The book is entertaining and easy to read, even though the information Is fundamental and not trivial. The author has a relaxed style, with plenty of colloquialisms. You may find that to be quite enjoyable, or you may think it was not all really necessary. But do not let that affect your reading of the important information contained there.
Heather Riddles
5.0 out of 5 stars Fun to read and learn from
Reviewed in the United States on April 22, 2020
After watching the YouTube series Ingredients with George Zaidan in 2016 I followed him on Twitter, and later on discovered from his tweets he was publishing a book. I really enjoyed his YouTube series so I had a really good feeling I’d enjoy his book too and preordered on the spot. I am by no means a book reader. I apologize if you’re looking to read the review of a well-established reader. I work as a fraudulent investigator for a bank and play video games as a hobby. I would say I am just a standard fan of his previous works and decided to read a book after learning he was publishing a book. I had a LOT of fun reading this book. Definitely recommend this book to young adults and older adults with a fun sense of humor. It has a lot of comedy elements but you can also tell a LOT of research was done because I learned so many things I had no idea about when it comes to how we regulate foods. George Zaidan is such an intelligent and funny person, I feel like more of the world needs to know about him. Do not go into this book thinking it’s going to teach you about GMOs, political agendas, religious views, no no no, none of that. This book is going to answer questions you’ve had about processed foods, junk foods, along with answers to questions you didn’t know you wanted to ask, maybe because you didn’t know how to ask.
Amazon Customer
4.0 out of 5 stars Good book but ....
Reviewed in the United States on October 13, 2021
Good informative book, worth a read, but forced attempt to keep it readable and casual makes the author resort to gratuitous obscene language that really doesn't help the reader.
John Gillis
3.0 out of 5 stars Excellent and not so excellent
Reviewed in the United States on May 3, 2020
This is a frustrating book -- both excellent and poor. Thus I can only give it a three star review. (if it just had the positive aspects I report below I would have given it five.)

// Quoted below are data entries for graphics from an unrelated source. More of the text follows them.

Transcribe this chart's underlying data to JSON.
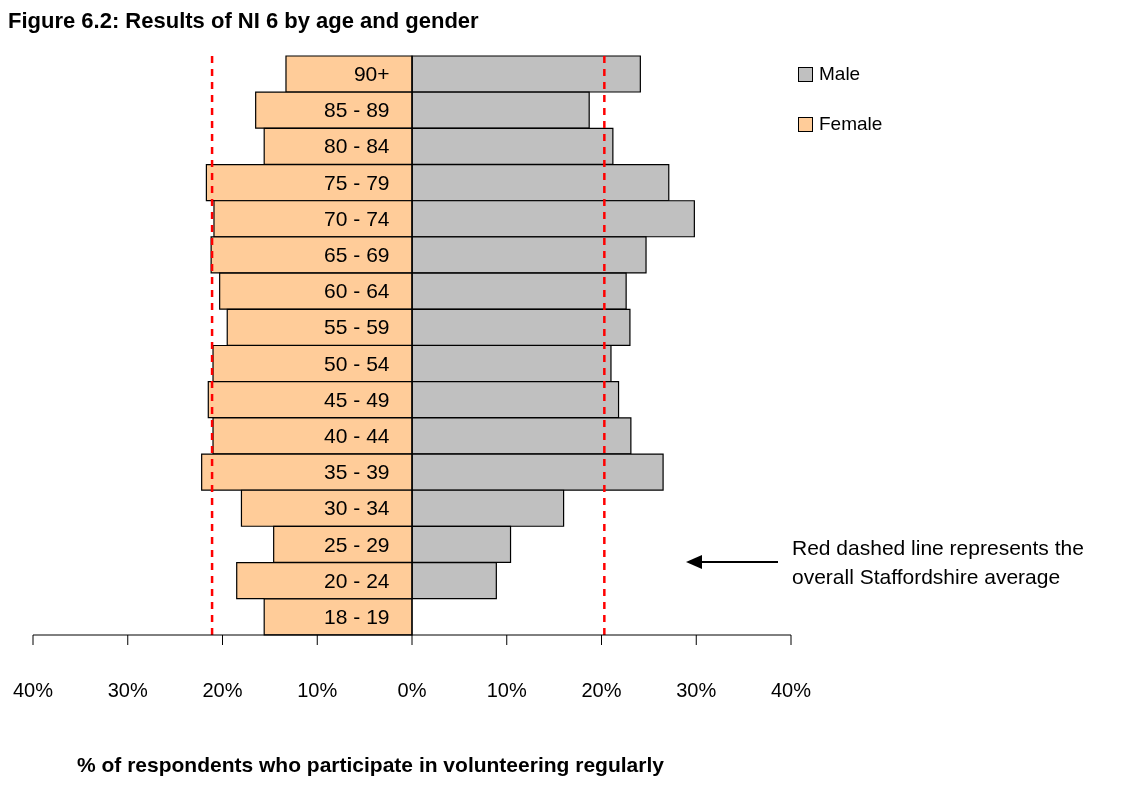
{
  "chart_data": {
    "type": "bar",
    "orientation": "horizontal",
    "title": "Figure 6.2: Results of NI 6 by age and gender",
    "xlabel": "% of respondents who participate in volunteering regularly",
    "categories": [
      "90+",
      "85 - 89",
      "80 - 84",
      "75 - 79",
      "70 - 74",
      "65 - 69",
      "60 - 64",
      "55 - 59",
      "50 - 54",
      "45 - 49",
      "40 - 44",
      "35 - 39",
      "30 - 34",
      "25 - 29",
      "20 - 24",
      "18 - 19"
    ],
    "series": [
      {
        "name": "Male",
        "color": "#c0c0c0",
        "values": [
          24.1,
          18.7,
          21.2,
          27.1,
          29.8,
          24.7,
          22.6,
          23.0,
          21.0,
          21.8,
          23.1,
          26.5,
          16.0,
          10.4,
          8.9,
          null
        ]
      },
      {
        "name": "Female",
        "color": "#ffcc99",
        "values": [
          -13.3,
          -16.5,
          -15.6,
          -21.7,
          -20.9,
          -21.2,
          -20.3,
          -19.5,
          -21.0,
          -21.5,
          -21.0,
          -22.2,
          -18.0,
          -14.6,
          -18.5,
          -15.6
        ]
      }
    ],
    "xlim": [
      -40,
      40
    ],
    "xticks": [
      {
        "value": -40,
        "label": "40%"
      },
      {
        "value": -30,
        "label": "30%"
      },
      {
        "value": -20,
        "label": "20%"
      },
      {
        "value": -10,
        "label": "10%"
      },
      {
        "value": 0,
        "label": "0%"
      },
      {
        "value": 10,
        "label": "10%"
      },
      {
        "value": 20,
        "label": "20%"
      },
      {
        "value": 30,
        "label": "30%"
      },
      {
        "value": 40,
        "label": "40%"
      }
    ],
    "ref_lines": [
      {
        "axis": "x",
        "value": -21.1,
        "color": "#ff0000",
        "line_style": "dashed"
      },
      {
        "axis": "x",
        "value": 20.3,
        "color": "#ff0000",
        "line_style": "dashed"
      }
    ],
    "annotations": [
      "Red dashed line represents the overall Staffordshire average"
    ],
    "legend": "top right",
    "stacked": true
  }
}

The excellent stuff in the book is in two categories: factual studies and methodology of science.

Excellent chapters that have detailed facts on biological processes, such as photosynthesis, insects using plants, how plants avoid being eaten, smoking and vaping details, etc.

The second category is excellent chapters on the significant faults to guard against in nutritional epidemiological methodology. This includes a great detailed description of the many, many methodological steps needed historically to prove, causally, that smoking leads frequently to lung cancer (and also why it doesn't do so most of the time.)

On the negative side, two more categories: as problems. One is mainly stylistic in that he seems fixated on writing as if he is a potty-mouthed 12 year old who revels in using all the gross words for bodily functions and yucky excretions. It's not cute, but tiresome. Two: despite so much good emphasis on a need for rigorous, logical methodology, he never defines highly processed foods, which is a core topic of the book, and while he bring in John Ioannidis work on methodology, and seems to be quite sympathetic to it, he ultimately waffles and doesn't come down on the side of rigor. Lastly the last chapter (the appendix) on the absurd "study" of prayer as a means of cure is completely worthless and out of place in this book on reason and logic in science.

But if you can hold your nose over the problems, there are some wonderful aspects of this book worth reading.